Two years ago I was speaking at a conference in Dallas and, after the event, ended up chatting with dozens of attendees and shaking lots of hands before flying home. You know the drill. Two days later I was sicker than I’ve ever been in my entire life. I thought I was going to die. And you know what? My lungs have never been the same since.
Don’t get me started on all the executives who shot themselves in the foot by saying or emailing things they shouldn’t have that ended up seeing the light of day through leaks, legal discovery, Congressional investigations or cyber-hacks. Microsoft, Goldman Sachs, Sony, Wells Fargo … you guys know what I’m talking about.
No wonder text messaging is so hot. Almost anything can be hacked, but Apple messaging is about as secure as secure gets.

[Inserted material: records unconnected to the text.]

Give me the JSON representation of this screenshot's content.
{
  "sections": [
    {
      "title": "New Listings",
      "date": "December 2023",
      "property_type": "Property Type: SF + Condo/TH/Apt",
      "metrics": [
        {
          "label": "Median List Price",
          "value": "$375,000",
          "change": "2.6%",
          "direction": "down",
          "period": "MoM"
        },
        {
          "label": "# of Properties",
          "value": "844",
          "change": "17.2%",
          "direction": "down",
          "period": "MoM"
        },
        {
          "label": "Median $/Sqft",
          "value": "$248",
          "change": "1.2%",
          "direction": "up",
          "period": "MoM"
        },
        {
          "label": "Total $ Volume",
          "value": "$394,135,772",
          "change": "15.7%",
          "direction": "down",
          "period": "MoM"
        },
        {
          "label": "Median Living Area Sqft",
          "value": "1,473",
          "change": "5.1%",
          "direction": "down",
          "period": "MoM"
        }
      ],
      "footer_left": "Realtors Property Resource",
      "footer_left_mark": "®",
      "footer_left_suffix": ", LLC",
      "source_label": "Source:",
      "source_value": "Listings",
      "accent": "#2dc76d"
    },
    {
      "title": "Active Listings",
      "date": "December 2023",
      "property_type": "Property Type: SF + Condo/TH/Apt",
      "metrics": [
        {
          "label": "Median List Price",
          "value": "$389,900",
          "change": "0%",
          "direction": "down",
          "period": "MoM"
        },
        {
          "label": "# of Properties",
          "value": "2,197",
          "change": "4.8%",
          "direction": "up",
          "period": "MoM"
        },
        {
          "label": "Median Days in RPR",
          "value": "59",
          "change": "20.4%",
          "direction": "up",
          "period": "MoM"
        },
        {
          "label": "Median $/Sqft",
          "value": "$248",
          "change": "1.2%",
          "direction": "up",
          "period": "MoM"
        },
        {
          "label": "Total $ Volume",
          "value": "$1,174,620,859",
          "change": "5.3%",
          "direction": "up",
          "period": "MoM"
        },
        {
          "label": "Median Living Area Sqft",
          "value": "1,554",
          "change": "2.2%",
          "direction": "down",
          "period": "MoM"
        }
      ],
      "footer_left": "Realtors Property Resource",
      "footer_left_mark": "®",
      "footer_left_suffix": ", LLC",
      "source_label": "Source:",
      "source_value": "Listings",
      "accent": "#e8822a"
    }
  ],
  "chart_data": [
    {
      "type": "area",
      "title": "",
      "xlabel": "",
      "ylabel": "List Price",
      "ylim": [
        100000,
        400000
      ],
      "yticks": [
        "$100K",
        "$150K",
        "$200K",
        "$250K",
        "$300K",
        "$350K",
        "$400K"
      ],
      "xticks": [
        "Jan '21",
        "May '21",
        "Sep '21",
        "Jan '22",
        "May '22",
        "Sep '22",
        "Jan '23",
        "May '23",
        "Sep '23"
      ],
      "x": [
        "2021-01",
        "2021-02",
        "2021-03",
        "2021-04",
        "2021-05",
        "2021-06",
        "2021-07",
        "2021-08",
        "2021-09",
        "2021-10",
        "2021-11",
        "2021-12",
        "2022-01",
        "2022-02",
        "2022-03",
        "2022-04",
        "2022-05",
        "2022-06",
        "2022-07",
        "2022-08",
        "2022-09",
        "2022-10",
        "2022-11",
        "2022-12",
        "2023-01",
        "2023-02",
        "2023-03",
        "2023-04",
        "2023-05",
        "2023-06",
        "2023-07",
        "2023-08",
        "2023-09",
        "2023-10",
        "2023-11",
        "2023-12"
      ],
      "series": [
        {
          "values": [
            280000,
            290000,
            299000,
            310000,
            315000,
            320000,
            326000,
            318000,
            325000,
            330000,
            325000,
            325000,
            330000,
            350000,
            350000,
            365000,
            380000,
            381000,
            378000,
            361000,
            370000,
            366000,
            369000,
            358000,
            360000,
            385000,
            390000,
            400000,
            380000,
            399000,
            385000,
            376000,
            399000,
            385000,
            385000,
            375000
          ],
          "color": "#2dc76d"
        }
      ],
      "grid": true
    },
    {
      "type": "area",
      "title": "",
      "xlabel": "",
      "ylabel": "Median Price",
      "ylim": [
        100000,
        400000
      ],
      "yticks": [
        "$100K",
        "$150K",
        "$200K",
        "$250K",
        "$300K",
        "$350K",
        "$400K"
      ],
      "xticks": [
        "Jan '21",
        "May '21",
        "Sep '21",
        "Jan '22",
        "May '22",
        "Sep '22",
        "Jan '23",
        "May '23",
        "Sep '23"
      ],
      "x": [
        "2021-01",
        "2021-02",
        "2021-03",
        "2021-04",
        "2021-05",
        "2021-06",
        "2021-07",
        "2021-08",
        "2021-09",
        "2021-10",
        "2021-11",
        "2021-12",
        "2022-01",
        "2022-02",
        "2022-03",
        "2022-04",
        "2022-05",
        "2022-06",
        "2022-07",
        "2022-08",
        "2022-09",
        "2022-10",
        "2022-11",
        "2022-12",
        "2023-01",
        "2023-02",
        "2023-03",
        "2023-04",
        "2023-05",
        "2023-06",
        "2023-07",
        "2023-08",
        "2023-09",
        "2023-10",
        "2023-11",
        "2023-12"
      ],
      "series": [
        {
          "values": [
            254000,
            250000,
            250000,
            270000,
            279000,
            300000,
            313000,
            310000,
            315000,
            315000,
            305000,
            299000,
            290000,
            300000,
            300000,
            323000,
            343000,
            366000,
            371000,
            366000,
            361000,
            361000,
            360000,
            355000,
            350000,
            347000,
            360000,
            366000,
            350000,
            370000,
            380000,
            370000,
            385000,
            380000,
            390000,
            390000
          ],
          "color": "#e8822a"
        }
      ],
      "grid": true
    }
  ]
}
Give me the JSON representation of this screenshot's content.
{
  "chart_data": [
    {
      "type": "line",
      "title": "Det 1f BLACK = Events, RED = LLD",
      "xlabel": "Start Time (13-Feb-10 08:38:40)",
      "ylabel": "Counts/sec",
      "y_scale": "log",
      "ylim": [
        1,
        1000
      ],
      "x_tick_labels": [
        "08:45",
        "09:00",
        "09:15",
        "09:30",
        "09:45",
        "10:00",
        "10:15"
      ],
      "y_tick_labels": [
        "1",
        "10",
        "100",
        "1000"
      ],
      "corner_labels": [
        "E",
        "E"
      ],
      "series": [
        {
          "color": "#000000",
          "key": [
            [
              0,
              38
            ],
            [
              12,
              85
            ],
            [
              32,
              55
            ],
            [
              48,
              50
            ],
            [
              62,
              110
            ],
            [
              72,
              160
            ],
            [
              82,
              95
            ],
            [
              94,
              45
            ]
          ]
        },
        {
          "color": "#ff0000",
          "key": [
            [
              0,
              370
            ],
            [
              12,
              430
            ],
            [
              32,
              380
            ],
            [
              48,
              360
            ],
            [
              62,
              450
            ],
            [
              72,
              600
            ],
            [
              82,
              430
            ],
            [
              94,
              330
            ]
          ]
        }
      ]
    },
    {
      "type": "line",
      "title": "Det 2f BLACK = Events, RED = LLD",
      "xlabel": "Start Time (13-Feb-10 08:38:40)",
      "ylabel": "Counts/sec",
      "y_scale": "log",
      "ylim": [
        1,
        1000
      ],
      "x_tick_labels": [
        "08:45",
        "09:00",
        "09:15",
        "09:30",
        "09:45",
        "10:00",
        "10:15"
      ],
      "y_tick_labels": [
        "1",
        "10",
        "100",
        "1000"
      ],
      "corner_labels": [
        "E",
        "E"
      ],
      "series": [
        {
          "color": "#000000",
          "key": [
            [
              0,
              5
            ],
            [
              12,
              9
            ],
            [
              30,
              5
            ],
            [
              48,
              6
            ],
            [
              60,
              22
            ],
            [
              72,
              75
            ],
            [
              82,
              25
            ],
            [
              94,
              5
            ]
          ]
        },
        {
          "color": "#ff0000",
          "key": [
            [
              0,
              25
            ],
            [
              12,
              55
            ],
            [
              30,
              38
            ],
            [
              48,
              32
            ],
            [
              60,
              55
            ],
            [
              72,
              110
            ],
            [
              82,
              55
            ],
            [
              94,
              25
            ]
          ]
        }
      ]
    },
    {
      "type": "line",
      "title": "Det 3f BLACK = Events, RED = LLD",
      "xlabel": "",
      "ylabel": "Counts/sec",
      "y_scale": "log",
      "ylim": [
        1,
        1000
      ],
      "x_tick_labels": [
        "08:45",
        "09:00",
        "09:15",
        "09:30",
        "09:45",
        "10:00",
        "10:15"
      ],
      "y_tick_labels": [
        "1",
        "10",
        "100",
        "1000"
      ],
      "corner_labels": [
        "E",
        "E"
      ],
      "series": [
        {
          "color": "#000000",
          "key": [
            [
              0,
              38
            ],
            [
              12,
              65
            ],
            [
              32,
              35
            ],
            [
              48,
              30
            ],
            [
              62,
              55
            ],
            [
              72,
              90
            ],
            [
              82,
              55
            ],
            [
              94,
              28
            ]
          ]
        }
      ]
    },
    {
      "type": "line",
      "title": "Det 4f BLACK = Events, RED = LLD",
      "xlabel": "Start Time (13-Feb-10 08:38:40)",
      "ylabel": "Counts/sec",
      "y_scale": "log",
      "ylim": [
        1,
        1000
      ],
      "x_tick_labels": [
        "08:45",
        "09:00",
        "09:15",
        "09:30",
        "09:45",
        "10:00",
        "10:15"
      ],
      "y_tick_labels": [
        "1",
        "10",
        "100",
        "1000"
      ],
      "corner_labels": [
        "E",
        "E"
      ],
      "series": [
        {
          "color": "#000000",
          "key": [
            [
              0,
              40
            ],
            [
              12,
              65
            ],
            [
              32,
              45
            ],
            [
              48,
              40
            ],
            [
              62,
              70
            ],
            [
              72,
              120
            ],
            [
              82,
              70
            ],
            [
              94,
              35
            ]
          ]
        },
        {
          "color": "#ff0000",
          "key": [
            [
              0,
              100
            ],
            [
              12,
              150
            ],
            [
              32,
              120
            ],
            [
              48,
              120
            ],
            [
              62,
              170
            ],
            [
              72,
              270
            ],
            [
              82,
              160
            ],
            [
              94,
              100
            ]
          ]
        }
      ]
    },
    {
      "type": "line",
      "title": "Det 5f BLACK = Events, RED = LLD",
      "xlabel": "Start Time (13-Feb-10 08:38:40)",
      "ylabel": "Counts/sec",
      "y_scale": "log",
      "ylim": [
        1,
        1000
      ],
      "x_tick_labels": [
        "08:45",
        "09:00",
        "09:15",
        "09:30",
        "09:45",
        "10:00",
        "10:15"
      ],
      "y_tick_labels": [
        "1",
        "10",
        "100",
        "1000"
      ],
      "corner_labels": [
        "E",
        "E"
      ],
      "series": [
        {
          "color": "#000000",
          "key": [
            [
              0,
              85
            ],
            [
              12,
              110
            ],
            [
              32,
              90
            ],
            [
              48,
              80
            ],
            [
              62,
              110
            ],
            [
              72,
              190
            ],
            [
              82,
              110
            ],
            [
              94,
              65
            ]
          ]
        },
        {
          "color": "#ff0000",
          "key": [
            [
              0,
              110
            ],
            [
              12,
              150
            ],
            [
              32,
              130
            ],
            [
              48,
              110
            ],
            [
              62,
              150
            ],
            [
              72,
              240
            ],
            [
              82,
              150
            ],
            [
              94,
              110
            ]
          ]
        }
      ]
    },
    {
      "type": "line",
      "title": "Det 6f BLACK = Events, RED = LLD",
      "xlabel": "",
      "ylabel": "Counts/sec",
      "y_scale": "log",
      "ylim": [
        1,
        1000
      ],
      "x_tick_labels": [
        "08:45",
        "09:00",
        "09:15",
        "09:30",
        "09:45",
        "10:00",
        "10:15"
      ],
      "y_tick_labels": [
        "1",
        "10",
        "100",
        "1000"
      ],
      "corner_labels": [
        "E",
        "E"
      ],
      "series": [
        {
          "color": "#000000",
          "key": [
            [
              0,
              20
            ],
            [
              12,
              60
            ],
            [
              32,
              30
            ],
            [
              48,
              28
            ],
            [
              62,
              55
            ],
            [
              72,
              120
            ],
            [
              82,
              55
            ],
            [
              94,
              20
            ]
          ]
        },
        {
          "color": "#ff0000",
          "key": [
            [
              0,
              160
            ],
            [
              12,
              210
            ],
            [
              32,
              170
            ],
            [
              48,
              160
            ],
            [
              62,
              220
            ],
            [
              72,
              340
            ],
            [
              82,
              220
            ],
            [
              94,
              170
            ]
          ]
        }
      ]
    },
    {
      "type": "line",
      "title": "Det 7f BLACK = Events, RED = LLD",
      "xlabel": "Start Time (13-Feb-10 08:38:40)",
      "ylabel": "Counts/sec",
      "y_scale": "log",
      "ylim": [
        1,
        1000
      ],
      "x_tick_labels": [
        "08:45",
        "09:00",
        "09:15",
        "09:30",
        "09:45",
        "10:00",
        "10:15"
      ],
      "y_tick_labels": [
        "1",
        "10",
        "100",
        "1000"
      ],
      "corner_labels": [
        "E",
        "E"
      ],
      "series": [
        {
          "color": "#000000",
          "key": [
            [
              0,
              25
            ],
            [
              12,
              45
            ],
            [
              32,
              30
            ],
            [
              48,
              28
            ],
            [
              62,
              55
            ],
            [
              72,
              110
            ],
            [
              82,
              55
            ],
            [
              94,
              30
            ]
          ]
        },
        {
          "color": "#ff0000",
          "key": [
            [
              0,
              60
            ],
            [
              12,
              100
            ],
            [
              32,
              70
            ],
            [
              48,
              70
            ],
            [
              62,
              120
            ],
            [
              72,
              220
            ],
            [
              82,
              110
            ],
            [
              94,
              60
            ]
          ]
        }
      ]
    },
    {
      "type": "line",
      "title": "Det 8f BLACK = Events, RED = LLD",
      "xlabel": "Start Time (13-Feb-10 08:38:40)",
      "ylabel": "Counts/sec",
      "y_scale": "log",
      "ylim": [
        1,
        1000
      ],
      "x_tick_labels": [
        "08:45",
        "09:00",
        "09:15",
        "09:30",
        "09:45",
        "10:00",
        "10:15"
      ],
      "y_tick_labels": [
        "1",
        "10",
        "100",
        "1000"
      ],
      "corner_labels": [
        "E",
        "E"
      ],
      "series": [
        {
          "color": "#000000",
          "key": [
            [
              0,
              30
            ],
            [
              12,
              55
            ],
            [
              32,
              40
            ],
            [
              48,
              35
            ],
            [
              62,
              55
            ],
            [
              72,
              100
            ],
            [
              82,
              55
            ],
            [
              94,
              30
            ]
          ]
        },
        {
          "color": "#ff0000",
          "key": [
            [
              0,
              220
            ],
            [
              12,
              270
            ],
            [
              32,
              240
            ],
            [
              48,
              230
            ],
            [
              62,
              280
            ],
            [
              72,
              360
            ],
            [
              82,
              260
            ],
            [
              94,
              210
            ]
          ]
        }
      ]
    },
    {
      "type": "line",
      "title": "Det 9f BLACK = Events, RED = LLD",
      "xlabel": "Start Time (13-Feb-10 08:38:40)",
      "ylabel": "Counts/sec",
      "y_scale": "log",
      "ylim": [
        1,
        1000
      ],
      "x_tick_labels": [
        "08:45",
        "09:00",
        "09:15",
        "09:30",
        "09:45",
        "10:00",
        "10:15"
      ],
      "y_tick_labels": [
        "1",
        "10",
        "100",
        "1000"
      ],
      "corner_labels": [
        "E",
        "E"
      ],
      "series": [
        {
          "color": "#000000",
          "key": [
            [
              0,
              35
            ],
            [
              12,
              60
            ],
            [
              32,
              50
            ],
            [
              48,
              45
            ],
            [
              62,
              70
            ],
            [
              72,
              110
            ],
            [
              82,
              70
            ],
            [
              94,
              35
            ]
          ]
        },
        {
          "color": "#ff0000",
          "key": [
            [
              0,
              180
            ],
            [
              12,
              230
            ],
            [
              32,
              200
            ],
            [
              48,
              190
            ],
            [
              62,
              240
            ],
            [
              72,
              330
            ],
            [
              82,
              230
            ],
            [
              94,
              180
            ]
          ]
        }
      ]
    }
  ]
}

You know, I don’t believe I’ve engaged with a credit reporting agency in decades, and yet, Equifax says I may have been impacted by the massive security breach that just forced out its CEO. How did that happen? They get information on us from every source you can imagine and lots of sources you probably can’t imagine.
All that said, you can’t very well hide under your bed. What kind of life is that? Besides, many of us lead varying degrees of public lives, for better or worse. Just pay attention and play it smart. Remember, when it comes to important stuff like your health, safety, security and privacy, everyone is playing it fast and loose these days. Trust no one.